What’s the fuss about predictive modelling?
Ryan Wedlake, a data analyst at PBT Group
Too often the terms ‘predictive modelling’ and ‘machine learning’ are used interchangeably, however, there are important differences between the two that should be kept in mind when using these techniques for model building.
Predictive modelling involves the use of more traditional models that have a classical underlying mathematical foundation. The simplest of these being linear and logistic regression. These models are used to predict future outcomes by making use of past data. These models are often the first ones to be used to ‘solve a problem’ but require a large amount of historical data to perform well. Also, they tend not to ‘learn’ from the data they are fitted on and generalise poorly to new data unless they are continuously manually updated.

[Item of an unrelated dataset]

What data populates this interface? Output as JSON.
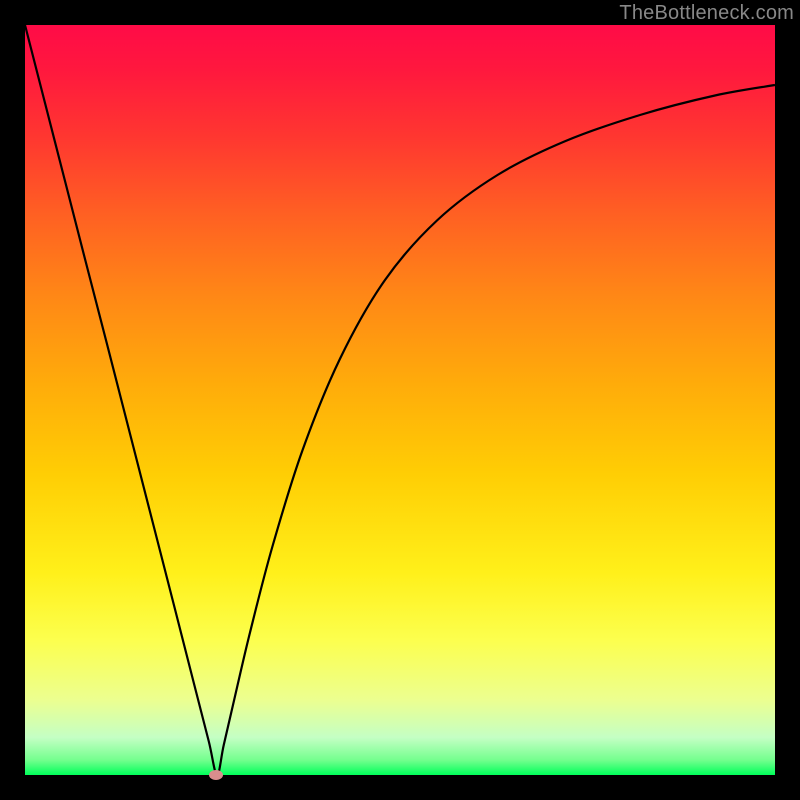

However, their accuracy is often quite good for the data they are fitted on. It is also important to keep in mind that these models assume that the data they are fitted on follows a mathematical distribution and so these assumptions need to be validated beforehand, especially if hypothesis testing is to be performed.
Machine learning (ML), on the other hand, has its origins in computer science. ML models tend to be more complex than the traditional mathematical models and do require more computing power for training. ML models can be trained on less historical data and tend to adapt themselves and learn from experiences. This makes ML models better candidates for putting into production because they do not need to be refined as frequently as the traditional predictive models. Another distinguishing feature of ML models from traditional models is that ML models can learn in a supervised and unsupervised way. A supervised ML model includes the traditional regression models that are used to predict an outcome, but the unsupervised models are those models that do not need a dependent variable in order to learn from the data, an example being model used for cluster analytics.
A significant advantage that the traditional model has over the ML models is that they can be more easily explained to an audience that does not have the background of a statistician or data scientist. As a result traditional models are typically used first for solving a business problem. The complexities of ML models make it difficult for business to understand and the outcomes of the models can be difficult to explain. Many businesses are therefore hesitant to use these models for predicting significant business processes. However, this mindset is changing because of the superiority of performance of ML models, their resilience with new data and being easier to put into production.
Whether traditional models or ML models are used there is one inescapable fact that the data the models are trained and validated with needs to be quality data. Data quality is less of an issue with ML models, but it is always recommended to have the best quality data available. Arriving at quality input data to models is not a trivial exercise and that is why PBT Group places a lot of importance on the role of data specialists. It is often the case that the data preparation can take up the longest time of the entire modelling process.
The task of fitting models to answer business questions should be left up to data scientists or people trained in advanced analytics, who tend to understand more about the complexities of the models and, when it is appropriate to use the different kinds of models with different types of data in business situations. The interpretation of the results of models can also be a minefield and this also requires specialised skills.
Excitingly, PBT Group has ventured into the domain of data science, with the aim of having a well-rounded consultancy base within the company. This will enable its clients to utilise the company’s expanding expertise, whether it be for the first step in the modelling process to get the data quality up to standard for the modelling process, or for the subsequent steps of fitting appropriate models and the correct interpretation and utilisation of the model results.